Glossing over some details:
As long as the majority of your DNA is more than 5X longer than the average insert size of your library amplicons, then no there would be no relation between DNA integrity and contig sizes.

That is, you are going to fragment the DNA prior to creating your library anyway.

But, if you are making large "insert" mate pair libraries degredation of your input DNA could be an issue.

All of this presumes your DNA is now free of DNAses -- which is questionable given that it became degraded somehow.

It also presumes that the process degrading your DNA is relatively random. If your DNA were subject to a complete EcoRI digestion prior to library construction, then the resulting sequence data would probably be incapable of spanning any EcoRI sites.

Likely the biggest problem with degraded DNA is that if it has one problem (high levels of strand cleavage) it may well have other problems not so obvious from running a gel...

--
Phillip

In addition to what pmiguel said, when using technologies such as PacBio and Oxford Nanopore the DNA integrity is very important because longer reads will help bridge repetitive elements and generate as such longer contigs.

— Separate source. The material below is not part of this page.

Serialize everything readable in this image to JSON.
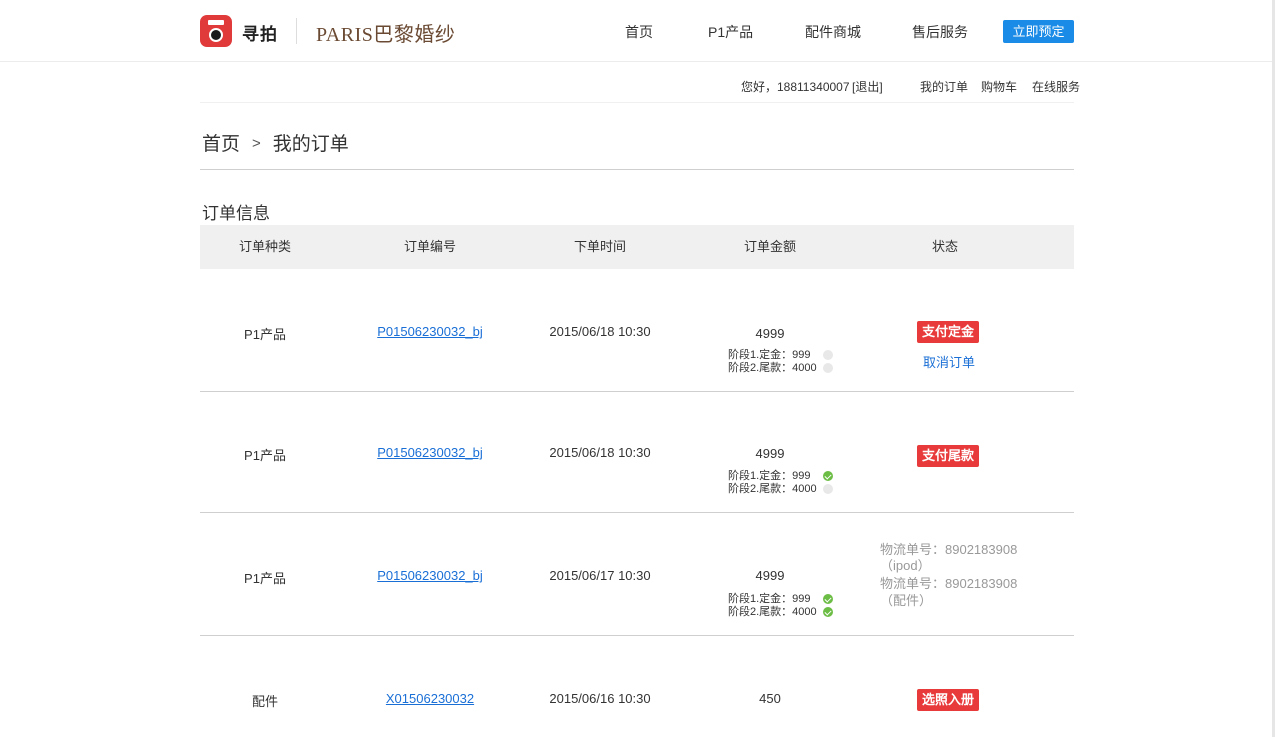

I should add 10x Genomics libraries which prepares linked-reads for long range genomic information using Illumina’s short reads. The quality of data for de novo assembly or phasing applications is heavily dependent on DNA integrity although the platform does not use long reads such as PacBio or Nanopore.

Thanks all.
My question is relative about "bad quality assembly".
How many contigs less than 1000 bp do you expect in a MiSeq 300 cycles run? How much of those are ok?
I am trying to link that paramether with DNA integrity (thinking in very short fragments after transposase).

What do you think could be a reason to get littlest contigs?
Maybe is a complex genome issue? (%GC, repetitive regions)
Regards!
Soledad

In this case:
1- coverage
2- library diversity
3- repetitive region
4- GC content if over 70%
5- ploidy and heterozygosity
6- assembly software

@soleulloa: What is the expected genome size?